Maxus Properties is a rental housing company headquartered in North Kansas City with locations in 15 states. The company’s owner, Dave Johnson, was Wolf’s client before he joined the company.
Prior to taking on the position of general counsel at Maxus, Wolf was a partner at Dentons where he practiced commercial litigation. He has fully embraced his in-house role.
“Being in-house feels like a team atmosphere, in a sense we are focusing on the same challenges and opportunities, and all working together to achieve goals or solve problems,” he said. “Here at Maxus, I have an executive team of eight or nine people and we interact with each other on a day-to-day basis.”

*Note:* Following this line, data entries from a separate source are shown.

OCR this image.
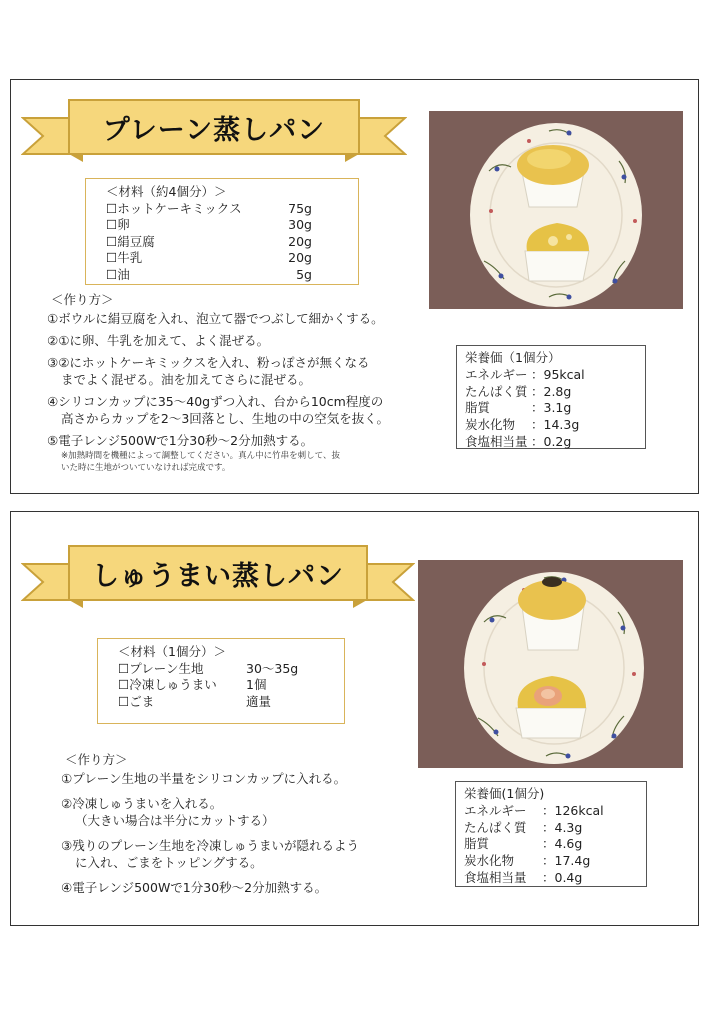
プレーン蒸しパン
＜材料（約4個分）＞
☐ホットケーキミックス	75g
☐卵	30g
☐絹豆腐	20g
☐牛乳	20g
☐油	5g
＜作り方＞
①ボウルに絹豆腐を入れ、泡立て器でつぶして細かくする。
②①に卵、牛乳を加えて、よく混ぜる。
③②にホットケーキミックスを入れ、粉っぽさが無くなる
までよく混ぜる。油を加えてさらに混ぜる。
④シリコンカップに35〜40gずつ入れ、台から10cm程度の
高さからカップを2〜3回落とし、生地の中の空気を抜く。
⑤電子レンジ500Wで1分30秒〜2分加熱する。
※加熱時間を機種によって調整してください。真ん中に竹串を刺して、抜
いた時に生地がついていなければ完成です。
栄養価（1個分）
エネルギー ：95kcal
たんぱく質 ：2.8g
脂質	：3.1g
炭水化物	：14.3g
食塩相当量 ：0.2g
しゅうまい蒸しパン
＜材料（1個分）＞
☐プレーン生地	30〜35g
☐冷凍しゅうまい	1個
☐ごま	適量
＜作り方＞
①プレーン生地の半量をシリコンカップに入れる。
②冷凍しゅうまいを入れる。
（大きい場合は半分にカットする）
③残りのプレーン生地を冷凍しゅうまいが隠れるよう
に入れ、ごまをトッピングする。
④電子レンジ500Wで1分30秒〜2分加熱する。
栄養価(1個分)
エネルギー	：126kcal
たんぱく質	：4.3g
脂質	：4.6g
炭水化物	：17.4g
食塩相当量	：0.4g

Wolf, 52, says the people he works with at Maxus are his top professional passion. He also embraces the challenges of an ever-changing palette.
“I like learning about the different aspects of our industry, and there’s always something new and interesting popping up,” he said. “I also like dealing with different challenges every day, and it’s great to be an inside attorney where you can help solve problems before they become bigger problems.”

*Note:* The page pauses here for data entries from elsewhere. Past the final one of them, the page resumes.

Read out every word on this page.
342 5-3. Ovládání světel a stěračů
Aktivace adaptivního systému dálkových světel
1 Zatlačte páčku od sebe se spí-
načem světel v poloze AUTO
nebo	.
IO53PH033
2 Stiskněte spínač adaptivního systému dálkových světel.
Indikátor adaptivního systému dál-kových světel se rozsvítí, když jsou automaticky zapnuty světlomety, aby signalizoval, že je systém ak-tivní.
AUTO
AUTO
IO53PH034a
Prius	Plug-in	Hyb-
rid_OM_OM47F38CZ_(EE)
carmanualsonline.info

He graduated from Yale with a bachelor’s degree in history before he enrolled in law school at University of Kansas, where he earned his JD.
Outside of work, Wolf is a serial entrepreneur in the nonprofit world, who has founded two non-profit organizations – both giving circles, a form of participatory philanthropy where groups of individuals donate money or time to a pooled fund and decide together which charities or community projects to support.

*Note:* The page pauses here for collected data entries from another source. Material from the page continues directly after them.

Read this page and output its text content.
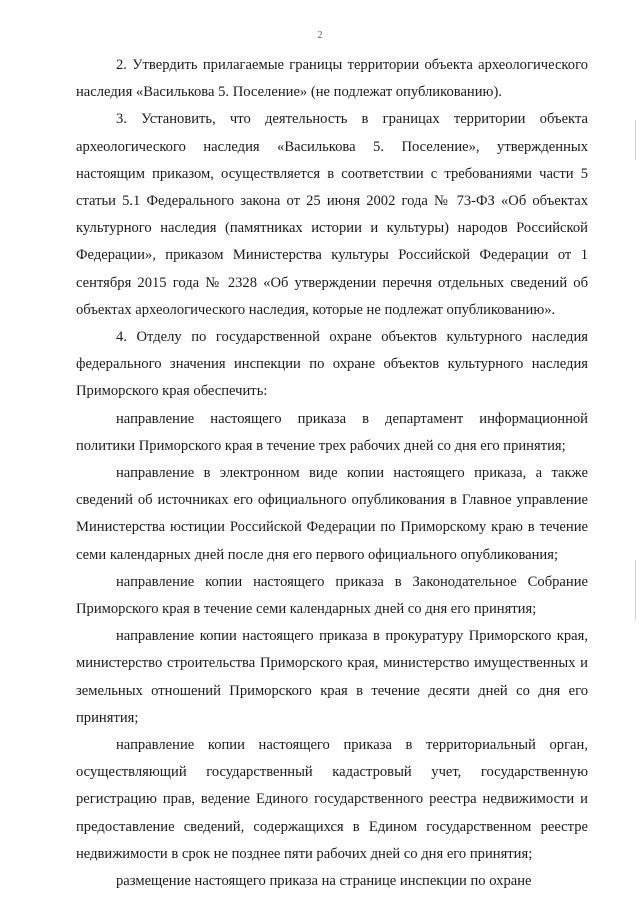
2

2. Утвердить прилагаемые границы территории объекта археологического наследия «Василькова 5. Поселение» (не подлежат опубликованию).

3. Установить, что деятельность в границах территории объекта археологического наследия «Василькова 5. Поселение», утвержденных настоящим приказом, осуществляется в соответствии с требованиями части 5 статьи 5.1 Федерального закона от 25 июня 2002 года № 73-ФЗ «Об объектах культурного наследия (памятниках истории и культуры) народов Российской Федерации», приказом Министерства культуры Российской Федерации от 1 сентября 2015 года № 2328 «Об утверждении перечня отдельных сведений об объектах археологического наследия, которые не подлежат опубликованию».

4. Отделу по государственной охране объектов культурного наследия федерального значения инспекции по охране объектов культурного наследия Приморского края обеспечить:

направление настоящего приказа в департамент информационной политики Приморского края в течение трех рабочих дней со дня его принятия;

направление в электронном виде копии настоящего приказа, а также сведений об источниках его официального опубликования в Главное управление Министерства юстиции Российской Федерации по Приморскому краю в течение семи календарных дней после дня его первого официального опубликования;

направление копии настоящего приказа в Законодательное Собрание Приморского края в течение семи календарных дней со дня его принятия;

направление копии настоящего приказа в прокуратуру Приморского края, министерство строительства Приморского края, министерство имущественных и земельных отношений Приморского края в течение десяти дней со дня его принятия;

направление копии настоящего приказа в территориальный орган, осуществляющий государственный кадастровый учет, государственную регистрацию прав, ведение Единого государственного реестра недвижимости и предоставление сведений, содержащихся в Едином государственном реестре недвижимости в срок не позднее пяти рабочих дней со дня его принятия;

размещение настоящего приказа на странице инспекции по охране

In 2003, Wolf and other attorneys helped start Impact KC, investing their own money in local small businesses and nonprofits in Kansas City. Collectively, Impact KC has given more than $1 million to local organizations.
Active in his faith community, Wolf also launched J-LEAD – Jewish Leadership Education, Action and Development, another giving circle that makes grants from funds collected by its members and matching funds from the Jewish Community Foundation’s Community Legacy Fund and other donors.
“I’m proud of what these organizations have done by providing what I would call new dollars into the charitable community of Kansas City,” he said.
He has since turned the reins of both organizations over to new leaders and stepped away from active management.
Today he donates time to many other community, professional and charitable organizations including chairing the City of Overland Park’s Planning Commission and serving on the board of Yale University alumni fund.
“I’m still active in a lot of charitable organizations,” he said. As my wife once pointed out, at one time, I was serving on seven not-for-profit boards.”